Santini torna spesso sui motivi prediletti (straccali, maschere e nature morte) ed ogni volta la sua immaginazione sembra obbedire ad esigenze diverse: ora è lucidamente oggettiva, ora gelosamente tenera, e qualche altra volta regolata da una gioiosa sensualità e da una civile ironia. Tuttavia in questa incessante reiterazione del motivo Santini ha progressivamente depurato le sue iniziali impressioni figurative da ogni riferimento naturalistico e si è intestato di comunicare il senso più riposto e più allusivo delle forme predilette. [...] Gli straccali di Santini sono i protagonisti di atmosfere diverse; ora si accampano in spazi assolati, ed ora sembrano urlare contro i cieli grevi ed incombenti e contro i marosi minacciosi. Altre volte lo straccale vive di una sua vita autonoma sulle scabre superfici gessate o al centro di grandi fogli bianchi, al di fuori di ogni riferimento ambientale.
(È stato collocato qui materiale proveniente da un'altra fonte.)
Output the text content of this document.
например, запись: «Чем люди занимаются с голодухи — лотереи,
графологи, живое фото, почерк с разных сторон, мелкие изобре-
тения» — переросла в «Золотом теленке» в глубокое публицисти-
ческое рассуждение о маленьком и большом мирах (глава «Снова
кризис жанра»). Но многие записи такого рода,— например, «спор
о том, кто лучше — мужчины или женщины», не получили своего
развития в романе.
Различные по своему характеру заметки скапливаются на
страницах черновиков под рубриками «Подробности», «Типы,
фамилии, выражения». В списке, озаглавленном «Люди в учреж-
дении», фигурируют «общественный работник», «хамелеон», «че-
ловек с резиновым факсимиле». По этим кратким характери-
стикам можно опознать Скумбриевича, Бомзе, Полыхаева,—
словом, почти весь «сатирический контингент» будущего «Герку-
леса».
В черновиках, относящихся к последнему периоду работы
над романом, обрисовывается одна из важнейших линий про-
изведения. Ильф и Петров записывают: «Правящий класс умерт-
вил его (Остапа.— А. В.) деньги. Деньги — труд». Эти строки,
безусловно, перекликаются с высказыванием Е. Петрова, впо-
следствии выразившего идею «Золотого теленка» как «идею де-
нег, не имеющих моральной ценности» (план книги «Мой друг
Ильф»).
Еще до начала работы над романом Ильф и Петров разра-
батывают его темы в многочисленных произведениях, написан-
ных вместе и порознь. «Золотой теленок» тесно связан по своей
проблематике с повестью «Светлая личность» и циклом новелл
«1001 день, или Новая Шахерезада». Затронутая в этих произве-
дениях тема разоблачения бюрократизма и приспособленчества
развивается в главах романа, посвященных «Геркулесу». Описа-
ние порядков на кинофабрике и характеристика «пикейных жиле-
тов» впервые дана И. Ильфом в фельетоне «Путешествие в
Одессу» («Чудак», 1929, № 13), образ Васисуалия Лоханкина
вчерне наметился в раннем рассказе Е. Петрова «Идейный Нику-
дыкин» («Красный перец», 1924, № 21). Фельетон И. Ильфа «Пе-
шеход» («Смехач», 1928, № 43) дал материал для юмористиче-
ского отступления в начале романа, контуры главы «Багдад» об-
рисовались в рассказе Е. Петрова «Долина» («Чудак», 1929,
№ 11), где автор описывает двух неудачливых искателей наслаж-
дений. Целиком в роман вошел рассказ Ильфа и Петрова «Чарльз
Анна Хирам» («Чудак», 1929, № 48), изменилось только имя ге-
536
Il segno di Santini - ora leggero e sorgivo ed ora insistito e pestato - indaga il motivo, ne definisce il particolare e i gangli funzionali, trascende la forma sino ad evocare immagini "diverse" , presenti nel fondo della nostra memoria e del nostro subcosciente. [...] Tra le più recenti creazioni grafiche di Santini è ancora un bucranio ritmato da una corona di piante spinose: l'artista ne parla come di "una nuova crocifissione", ma probabilmente nel suo linguaggio asciutto, senza fronzoli, vuole alludere alla ritrovata redenzione delle cose vili, trascurate. Il segno leggero non favorisce l'allusività del motivo, ma suggerisce una situazione pacificata di forme falcate e contrapposte. Così le foglie secche, che compaiono in altri fogli, ci propongono un artista sensibile agli incontri meno appariscenti, alla poesia delle cose: tra una leggera trama di segni variamente orientati ammorbidisce la rigidezza delle superfici secche e, accennando alla precaria tensione delle membrane prossime a dissolversi le fa assurgere ad emblemi di una vita innocente ed indifesa, fatalmente esposta a pericoli in atto od imminenti. Provvidenzialmente, nel sentore della caducità della materia organica Santini avverte ancora il sapore della vita.